The Adjustment Bureau
Directed by Gorge Nolfi
Starring Matt Damon, Emily Blunt, Anthony Mackie, Michael Kelly, John Slattery, Terence Stamp
Release date: March 4, 2011
There are things we as a society are not supposed to see. Whether it is governmental, religious, or even sports related, we are just encouraged to keep our eyes shut and our curiosity should be forever crippled. This is a bleak idea to assume, but conspiracies are out there, people. It is faintly perceptible what exactly it is the government, or whatever branch of society you want to look at, is trying to hide, accomplish, or complete. It is far above my paygrade to surmise. Some people, though, abide by the rules (turning away and crippling curiosity), and others just insist on testing the waters, seeing what may occur if one digs deeper. Persistent and courageous some appear to be who aren’t content with just sitting back. They want to uncover, they want to contemplate, and they want to say, “Hey, I know what’s really going on and I’m not OK with it!” Ewan McGregor did this last year in Ghost Writer and Jack Nicholson did it over 35 years ago in Chinatown. The decision to plunge deeper into a corrupted abyss can have fatal ramifications. Matt Damon, you are up. It is now your turn to make the plunge.

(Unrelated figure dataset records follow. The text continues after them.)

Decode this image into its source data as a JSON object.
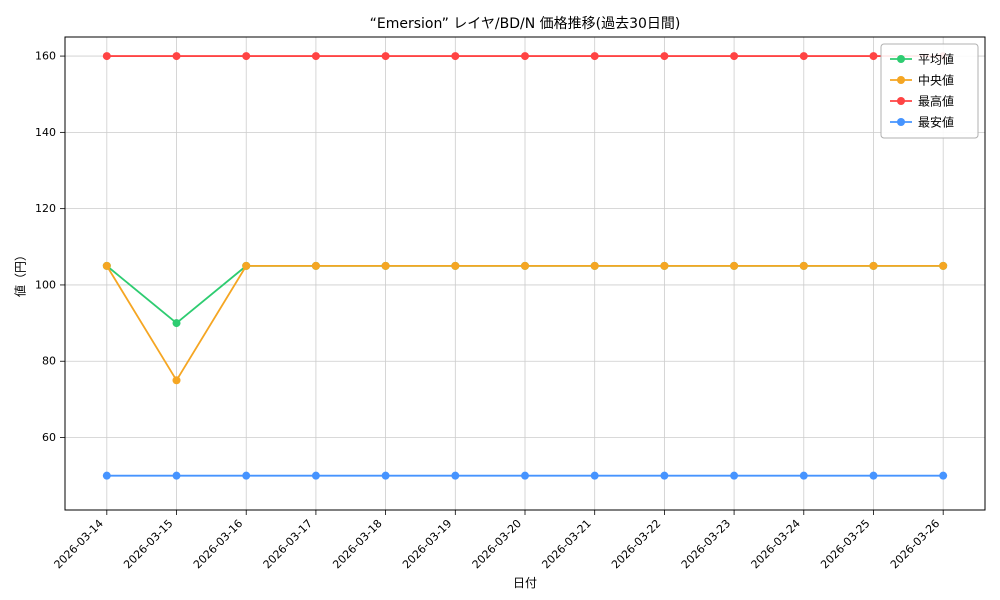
{
  "chart": {
    "title": "“Emersion” レイヤ/BD/N 価格推移(過去30日間)",
    "xlabel": "日付",
    "ylabel": "値（円）"
  },
  "chart_data": {
    "type": "line",
    "title": "“Emersion” レイヤ/BD/N 価格推移(過去30日間)",
    "xlabel": "日付",
    "ylabel": "値（円）",
    "x": [
      "2026-03-14",
      "2026-03-15",
      "2026-03-16",
      "2026-03-17",
      "2026-03-18",
      "2026-03-19",
      "2026-03-20",
      "2026-03-21",
      "2026-03-22",
      "2026-03-23",
      "2026-03-24",
      "2026-03-25",
      "2026-03-26"
    ],
    "series": [
      {
        "name": "平均値",
        "color": "#2ecc71",
        "values": [
          105,
          90,
          105,
          105,
          105,
          105,
          105,
          105,
          105,
          105,
          105,
          105,
          105
        ]
      },
      {
        "name": "中央値",
        "color": "#f5a623",
        "values": [
          105,
          75,
          105,
          105,
          105,
          105,
          105,
          105,
          105,
          105,
          105,
          105,
          105
        ]
      },
      {
        "name": "最高値",
        "color": "#ff4444",
        "values": [
          160,
          160,
          160,
          160,
          160,
          160,
          160,
          160,
          160,
          160,
          160,
          160,
          160
        ]
      },
      {
        "name": "最安値",
        "color": "#4694ff",
        "values": [
          50,
          50,
          50,
          50,
          50,
          50,
          50,
          50,
          50,
          50,
          50,
          50,
          50
        ]
      }
    ],
    "yticks": [
      60,
      80,
      100,
      120,
      140,
      160
    ],
    "ylim": [
      41,
      165
    ],
    "grid": true,
    "legend_position": "upper right"
  }
}
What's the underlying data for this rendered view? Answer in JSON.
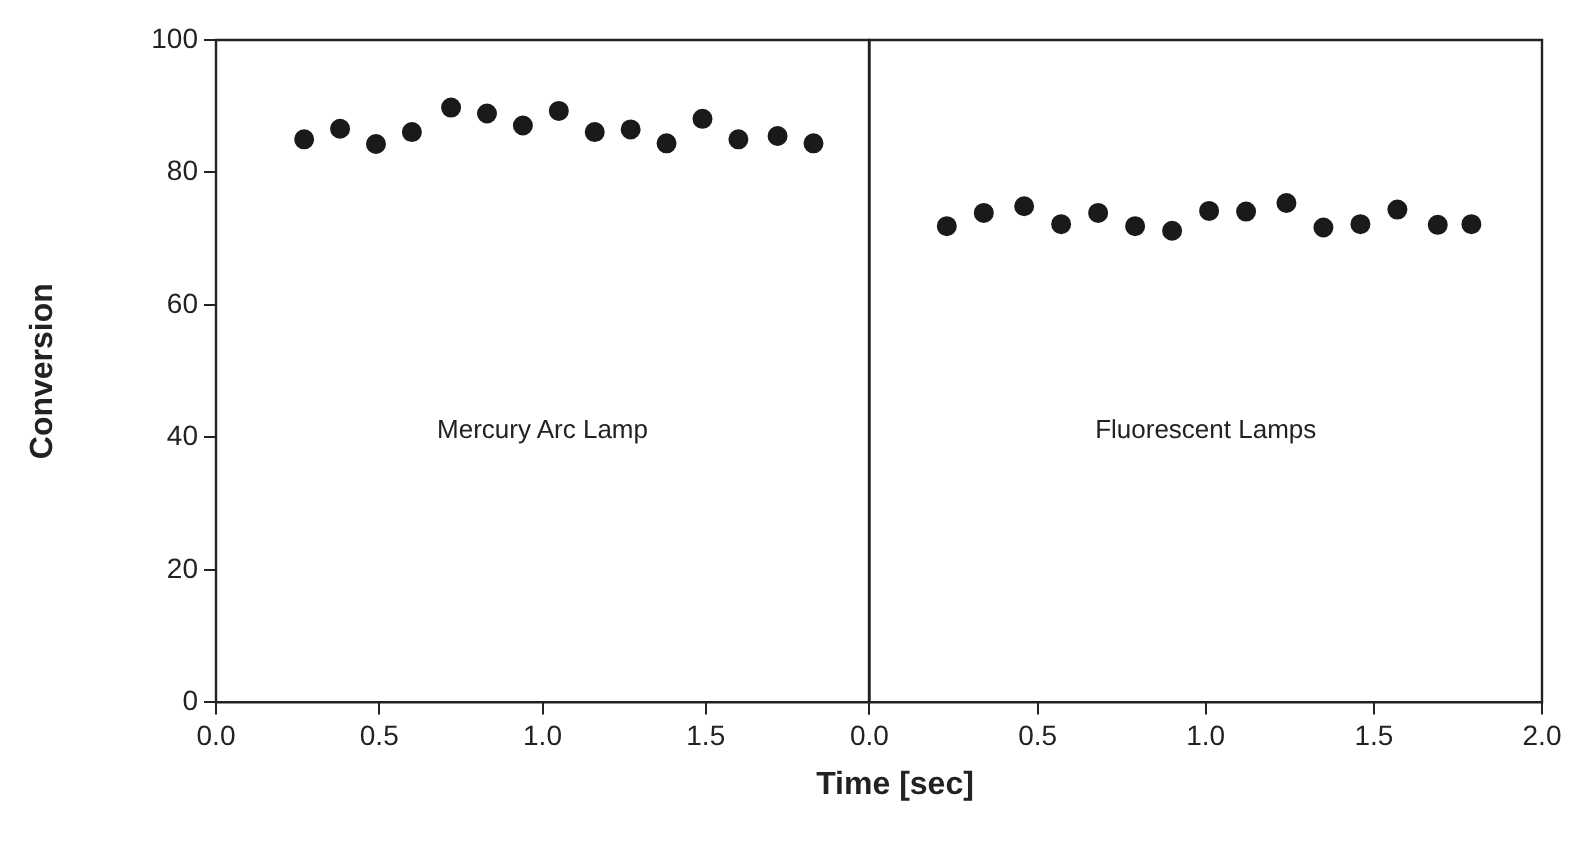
{
  "chart_data": [
    {
      "type": "scatter",
      "ylabel": "Conversion",
      "xlabel": "Time [sec]",
      "annotations": [
        "Mercury Arc Lamp"
      ],
      "marker": "circle",
      "grid": false,
      "xlim": [
        0,
        2
      ],
      "xticks": [
        {
          "value": 0,
          "label": "0.0"
        },
        {
          "value": 0.5,
          "label": "0.5"
        },
        {
          "value": 1,
          "label": "1.0"
        },
        {
          "value": 1.5,
          "label": "1.5"
        },
        {
          "value": 2,
          "label": null
        }
      ],
      "ylim": [
        0,
        100
      ],
      "yticks": [
        0,
        20,
        40,
        60,
        80,
        100
      ],
      "series": [
        {
          "color": "#1a1a1a",
          "x": [
            0.27,
            0.38,
            0.49,
            0.6,
            0.72,
            0.83,
            0.94,
            1.05,
            1.16,
            1.27,
            1.38,
            1.49,
            1.6,
            1.72,
            1.83
          ],
          "values": [
            85,
            86.6,
            84.3,
            86.1,
            89.8,
            88.9,
            87.1,
            89.3,
            86.1,
            86.5,
            84.4,
            88.1,
            85,
            85.5,
            84.4
          ]
        }
      ]
    },
    {
      "type": "scatter",
      "annotations": [
        "Fluorescent Lamps"
      ],
      "marker": "circle",
      "grid": false,
      "tick_labels": "x",
      "xlim": [
        0,
        2
      ],
      "xticks": [
        {
          "value": 0,
          "label": "0.0"
        },
        {
          "value": 0.5,
          "label": "0.5"
        },
        {
          "value": 1,
          "label": "1.0"
        },
        {
          "value": 1.5,
          "label": "1.5"
        },
        {
          "value": 2,
          "label": "2.0"
        }
      ],
      "ylim": [
        0,
        100
      ],
      "yticks": [
        0,
        20,
        40,
        60,
        80,
        100
      ],
      "series": [
        {
          "color": "#1a1a1a",
          "x": [
            0.23,
            0.34,
            0.46,
            0.57,
            0.68,
            0.79,
            0.9,
            1.01,
            1.12,
            1.24,
            1.35,
            1.46,
            1.57,
            1.69,
            1.79
          ],
          "values": [
            71.9,
            73.9,
            74.9,
            72.2,
            73.9,
            71.9,
            71.2,
            74.2,
            74.1,
            75.4,
            71.7,
            72.2,
            74.4,
            72.1,
            72.2
          ]
        }
      ]
    }
  ]
}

The Adjustment Bureau places Matt Damon as David Norris, a charismatic New York congressman who is running for Senator. Damon looks the part (his exuberance and charm). He can be associated, in the few scenes we see of him running for Senator, with John F. Kennedy. But comparisons are for a later time. When David is practicing his concession speech in a grand bathroom he believes he is alone. A pin or earring hits the floor, catching the attention of David. There emerges out of a stall a beautiful and intoxicating lady, Elise, a professional ballerina played elegantly by Emily Blunt. With ease and delicacy the two begin a conversation as if they’ve been familiar with one another for years.